Limits using Trig Functions

• Sep 22nd 2008, 04:17 AM
Roxanne
Limits using Trig Functions
Can someone help me with this: Find the limit if the limit exists:

lim x-tanx
x->0 sinx

lim 1 - sine^2 (1)^2
x->-2- t (t)
• Sep 22nd 2008, 05:08 AM
mr fantastic
Quote:

Originally Posted by Roxanne
Can someone help me with this: Find the limit if the limit exists:

lim x-tanx
x->0 sinx

Mr F says: $\displaystyle {\color{red} \lim_{x \rightarrow 0} \frac{x - \tan x}{\sin x} = \lim_{x \rightarrow 0} \left( \frac{x}{\sin x} - \frac{1}{\cos x} \right) = \lim_{x \rightarrow 0} \frac{x}{\sin x} - \lim_{x \rightarrow 0} \frac{1}{\cos x}}$

lim 1 - sine^2 (1)^2 Mr F says: This is incomprehensible.
x->-2- t (t)

..
• Sep 22nd 2008, 07:02 AM
Roxanne
Limits using trig functions
find limit if limit exist:

lim 1/t^2 sin^2 (t/2)
x->0
• Sep 22nd 2008, 09:39 AM
Soroban
Hello, Roxanne!

If no one is answering, there is confusion in your statement . . .

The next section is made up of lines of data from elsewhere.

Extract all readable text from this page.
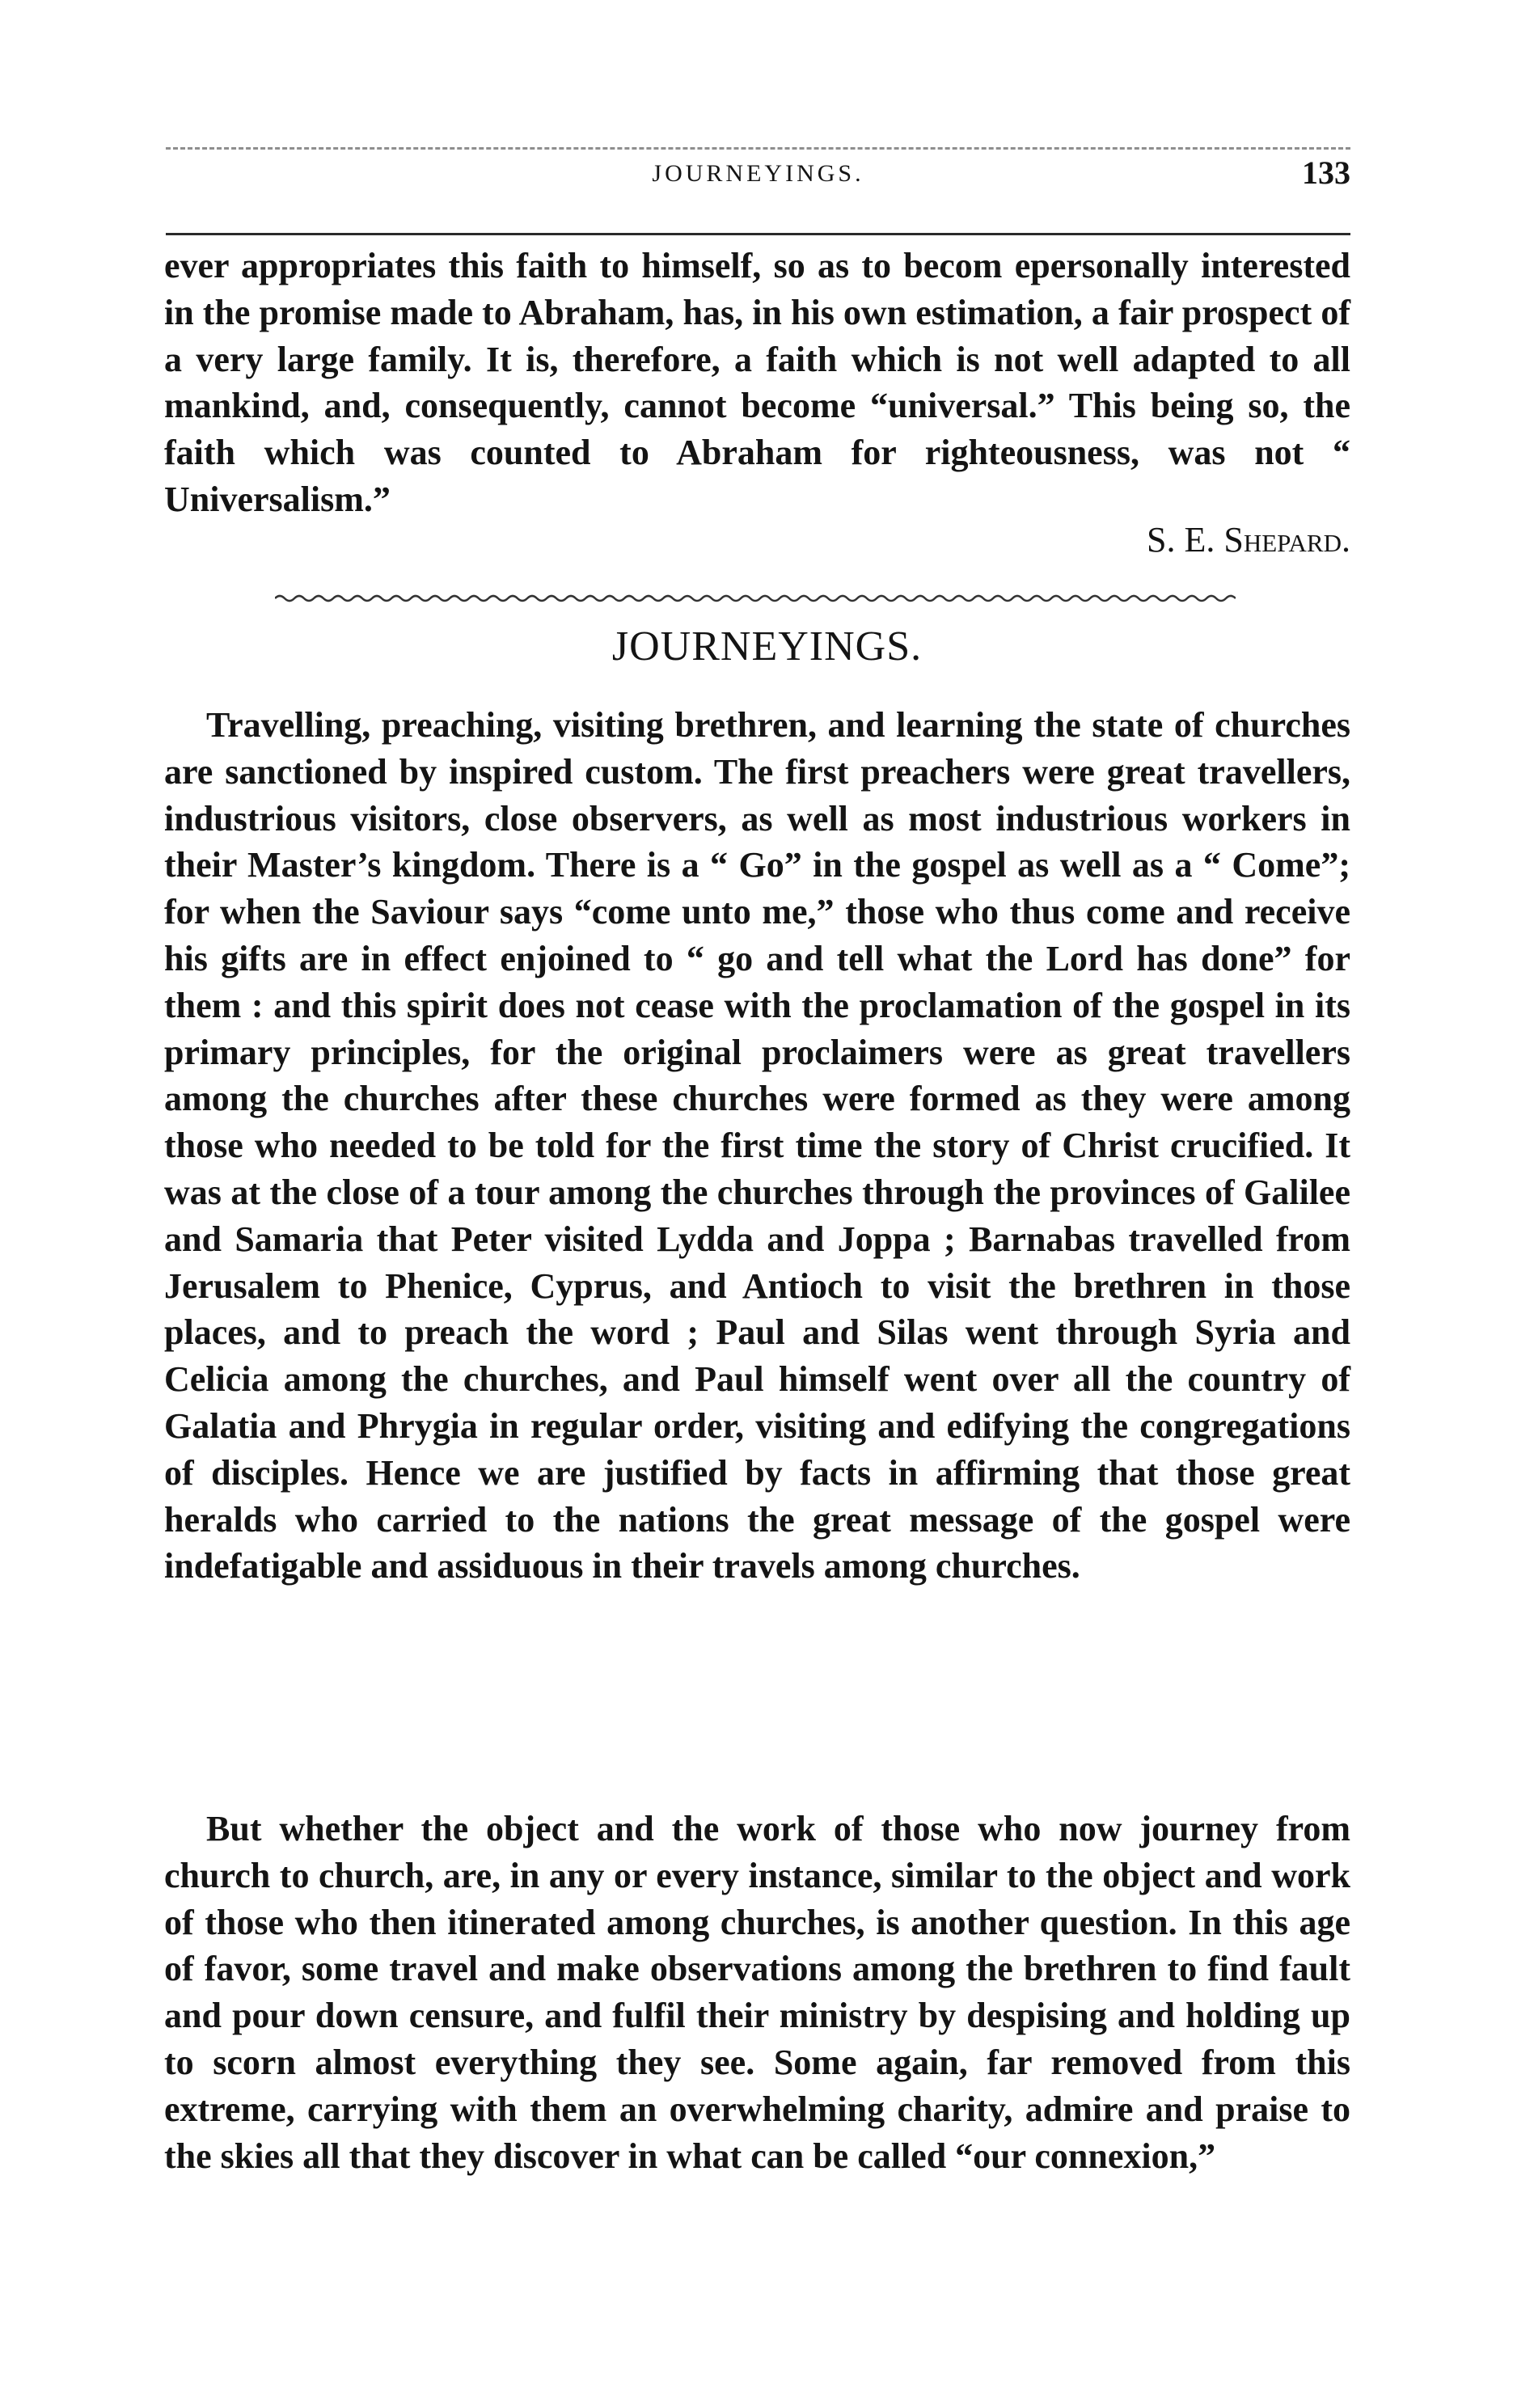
JOURNEYINGS.	133

ever appropriates this faith to himself, so as to becom epersonally interested in the promise made to Abraham, has, in his own estimation, a fair prospect of a very large family. It is, therefore, a faith which is not well adapted to all mankind, and, consequently, cannot become “universal.” This being so, the faith which was counted to Abraham for righteousness, was not “ Universalism.”

S. E. Shepard.
JOURNEYINGS.

Travelling, preaching, visiting brethren, and learning the state of churches are sanctioned by inspired custom. The first preachers were great travellers, industrious visitors, close observers, as well as most industrious workers in their Master’s kingdom. There is a “ Go” in the gospel as well as a “ Come”; for when the Saviour says “come unto me,” those who thus come and receive his gifts are in effect enjoined to “ go and tell what the Lord has done” for them : and this spirit does not cease with the proclamation of the gospel in its primary principles, for the original proclaimers were as great travellers among the churches after these churches were formed as they were among those who needed to be told for the first time the story of Christ crucified. It was at the close of a tour among the churches through the provinces of Galilee and Samaria that Peter visited Lydda and Joppa ; Barnabas travelled from Jerusalem to Phenice, Cyprus, and Antioch to visit the brethren in those places, and to preach the word ; Paul and Silas went through Syria and Celicia among the churches, and Paul himself went over all the country of Galatia and Phrygia in regular order, visiting and edifying the congregations of disciples. Hence we are justified by facts in affirming that those great heralds who carried to the nations the great message of the gospel were indefatigable and assiduous in their travels among churches.

But whether the object and the work of those who now journey from church to church, are, in any or every instance, similar to the object and work of those who then itinerated among churches, is another question. In this age of favor, some travel and make observations among the brethren to find fault and pour down censure, and fulfil their ministry by despising and holding up to scorn almost everything they see. Some again, far removed from this extreme, carrying with them an overwhelming charity, admire and praise to the skies all that they discover in what can be called “our connexion,”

I must assume it says: .$\displaystyle \lim_{x\to0}\frac{\sin^2\!\frac{x}{2}}{x^2}$

In the denominator, multiply by $\displaystyle \frac{4}{4}$

. . $\displaystyle \lim_{x\to0}\,\frac{\sin^2\!\frac{x}{2}}{\frac{4}{ 4}\cdot x^2} \;=\;\lim_{x\to0}\:\frac{\sin^2\!\frac{x}{2}}{4\cd ot\frac{x^2}{4}} \;=\;\lim_{x\to0}\:\frac{1}{4}\cdot\frac{\sin^2\!\ frac{x}{2}}{(\frac{x}{2})^2}$ .$\displaystyle = \;\frac{1}{4}\cdot\lim_{x\to0} \left(\frac{\sin\frac{x}{2}}{\frac{x}{2}}\right)^2 \;=\;\frac{1}{4}\cdot1^2 \;=\;\frac{1}{4}$

• Sep 22nd 2008, 01:12 PM
mr fantastic
Quote:

Originally Posted by Roxanne
find limit if limit exist:

lim 1/t^2 sin^2 (t/2)
x->0

Do you mean $\displaystyle \frac{1}{t^2} \, \sin^2 \frac{t}{2}$ ? If so note that:

$\displaystyle \frac{1}{t^2} \, \sin^2 \frac{t}{2} = \frac{\sin^2 \frac{t}{2}}{t^2} = \frac{1}{4} \, \left( \frac{\sin \frac{t}{2}}{\frac{t}{2}} \right) \, \left( \frac{\sin \frac{t}{2}}{\frac{t}{2}} \right)$.